The Gospel of Grace and Truth: A Theology of Grace from the Gospel of John. By Michael D. Halsey. Duluth, MN: Grace Gospel Press, 2015. 339 pp. Paper, $15.95.
Halsey, as the subtitle suggests, is writing a Biblical theology of John’s Gospel. As such what he aims to do is discuss the way in which key issues are treated in John’s Gospel.
He has chapters dealing with “John’s Theology of the Bible” (pp. 65– 83), “John’s Theology of Jesus Christ” (pp. 85–123), “John’s Theology of the Holy Spirit” (pp. 125–163), “John’s Theology of Angels” (pp. 165–77), “John’s Theology of Man” (pp. 177–204), “John’s Theology of Salvation” (pp. 205–249, the longest chapter), “John’s Theology of the Church” (pp. 251–291), and “John’s Theology of Last Things” (pp. 293–319).

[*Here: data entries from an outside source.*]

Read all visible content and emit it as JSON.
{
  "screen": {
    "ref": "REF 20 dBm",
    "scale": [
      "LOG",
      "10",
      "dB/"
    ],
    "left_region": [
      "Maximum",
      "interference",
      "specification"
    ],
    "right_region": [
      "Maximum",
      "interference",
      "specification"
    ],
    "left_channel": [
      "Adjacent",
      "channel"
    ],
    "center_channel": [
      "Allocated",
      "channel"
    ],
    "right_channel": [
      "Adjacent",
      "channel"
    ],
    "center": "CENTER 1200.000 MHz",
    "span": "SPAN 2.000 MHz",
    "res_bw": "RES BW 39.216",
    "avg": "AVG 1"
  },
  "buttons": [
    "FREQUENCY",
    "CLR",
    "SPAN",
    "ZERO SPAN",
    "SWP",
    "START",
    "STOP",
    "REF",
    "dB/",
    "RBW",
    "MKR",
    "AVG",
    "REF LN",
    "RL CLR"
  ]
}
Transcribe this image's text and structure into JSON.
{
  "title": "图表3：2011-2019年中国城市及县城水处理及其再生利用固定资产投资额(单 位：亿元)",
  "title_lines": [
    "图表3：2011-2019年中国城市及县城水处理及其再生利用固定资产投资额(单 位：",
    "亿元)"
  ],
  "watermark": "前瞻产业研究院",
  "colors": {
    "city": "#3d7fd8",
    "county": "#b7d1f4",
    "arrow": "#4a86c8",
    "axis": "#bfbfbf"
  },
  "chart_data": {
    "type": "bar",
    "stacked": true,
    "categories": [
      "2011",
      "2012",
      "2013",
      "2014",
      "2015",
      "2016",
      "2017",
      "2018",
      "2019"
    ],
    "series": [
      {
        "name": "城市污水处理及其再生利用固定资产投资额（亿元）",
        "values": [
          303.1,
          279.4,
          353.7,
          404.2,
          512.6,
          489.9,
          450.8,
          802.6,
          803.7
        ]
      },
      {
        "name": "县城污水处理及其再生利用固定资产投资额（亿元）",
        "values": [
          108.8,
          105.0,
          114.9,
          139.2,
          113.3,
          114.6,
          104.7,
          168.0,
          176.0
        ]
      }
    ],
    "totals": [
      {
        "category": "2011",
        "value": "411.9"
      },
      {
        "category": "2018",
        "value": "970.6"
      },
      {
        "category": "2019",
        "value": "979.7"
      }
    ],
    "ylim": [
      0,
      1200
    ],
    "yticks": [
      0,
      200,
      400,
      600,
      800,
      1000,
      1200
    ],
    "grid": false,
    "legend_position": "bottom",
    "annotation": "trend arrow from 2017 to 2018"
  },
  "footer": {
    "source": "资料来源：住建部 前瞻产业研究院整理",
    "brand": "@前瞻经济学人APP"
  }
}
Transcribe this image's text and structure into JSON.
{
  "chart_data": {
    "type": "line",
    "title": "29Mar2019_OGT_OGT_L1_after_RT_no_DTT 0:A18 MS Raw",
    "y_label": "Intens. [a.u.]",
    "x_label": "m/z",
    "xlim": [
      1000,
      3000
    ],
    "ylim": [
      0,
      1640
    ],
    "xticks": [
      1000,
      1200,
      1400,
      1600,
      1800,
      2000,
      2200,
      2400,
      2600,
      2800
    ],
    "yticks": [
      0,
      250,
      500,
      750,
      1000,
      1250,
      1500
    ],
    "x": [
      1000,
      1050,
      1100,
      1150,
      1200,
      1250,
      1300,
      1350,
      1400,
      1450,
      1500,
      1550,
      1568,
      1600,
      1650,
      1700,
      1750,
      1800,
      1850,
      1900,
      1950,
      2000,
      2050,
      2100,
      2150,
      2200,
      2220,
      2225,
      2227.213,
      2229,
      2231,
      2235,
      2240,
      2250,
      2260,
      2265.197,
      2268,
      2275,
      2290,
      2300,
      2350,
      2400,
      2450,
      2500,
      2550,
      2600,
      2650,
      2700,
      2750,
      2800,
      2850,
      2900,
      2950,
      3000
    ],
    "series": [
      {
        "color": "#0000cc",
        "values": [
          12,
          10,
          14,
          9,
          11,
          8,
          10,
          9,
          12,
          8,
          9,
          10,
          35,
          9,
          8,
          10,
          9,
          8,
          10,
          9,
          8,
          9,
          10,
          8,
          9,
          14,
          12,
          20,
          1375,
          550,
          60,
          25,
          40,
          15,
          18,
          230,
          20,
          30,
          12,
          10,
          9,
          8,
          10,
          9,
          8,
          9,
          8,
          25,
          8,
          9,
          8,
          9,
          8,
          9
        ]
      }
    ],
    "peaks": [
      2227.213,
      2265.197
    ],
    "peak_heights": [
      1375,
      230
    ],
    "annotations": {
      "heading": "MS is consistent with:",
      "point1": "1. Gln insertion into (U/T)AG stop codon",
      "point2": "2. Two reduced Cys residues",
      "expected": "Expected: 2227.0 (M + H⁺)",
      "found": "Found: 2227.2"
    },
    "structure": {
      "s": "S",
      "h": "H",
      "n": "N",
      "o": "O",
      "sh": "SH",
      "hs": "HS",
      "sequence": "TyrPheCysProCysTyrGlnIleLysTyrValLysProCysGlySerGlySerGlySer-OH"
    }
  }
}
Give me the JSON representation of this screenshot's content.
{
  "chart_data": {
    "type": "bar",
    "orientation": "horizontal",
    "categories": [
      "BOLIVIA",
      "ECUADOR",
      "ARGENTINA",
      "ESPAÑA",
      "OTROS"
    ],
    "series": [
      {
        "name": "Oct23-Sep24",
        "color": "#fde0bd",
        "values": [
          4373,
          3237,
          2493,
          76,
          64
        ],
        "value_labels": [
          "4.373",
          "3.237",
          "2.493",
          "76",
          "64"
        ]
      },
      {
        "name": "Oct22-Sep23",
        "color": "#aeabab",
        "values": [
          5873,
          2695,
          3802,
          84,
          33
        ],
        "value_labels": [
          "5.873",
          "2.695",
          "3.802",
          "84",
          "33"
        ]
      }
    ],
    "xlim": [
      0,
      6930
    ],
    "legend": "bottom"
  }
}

No indication is given as to the source of this work.
The strengths of this work are: Halsey’s views are conservative; he presents a view of salvation that is by grace through faith and apart from works; he clearly distinguishes between justification and sanctification; most chapters begin with interesting anecdotes that illustrate a spiritual truth; and there is a Scripture index.
The weaknesses of the work are: Halsey does not discuss the secret believer motif in John’s Gospel; he does not explain or discuss John 2:23–25, 8:30–32 (he touches on 8:30–32 on pp. 234–36, but without discussing the problem of the change of referent in vv 33–59), or 12:42–43; he suggests that the purpose of John 1–12 is evangelistic, but that John 13–21 has a discipleship purpose (pp. 45–46), thus undercutting the evangelistic purpose of the whole book (John 20:30–31), and arbitrarily separating Jesus’ death and resurrection (John 18–21) from the evangelistic portion of the book.
I recommend this book for those who are looking for a Biblical theology of John’s Gospel. As it is not a commentary, those looking for a commentary on John should look elsewhere. However, there is much helpful information here.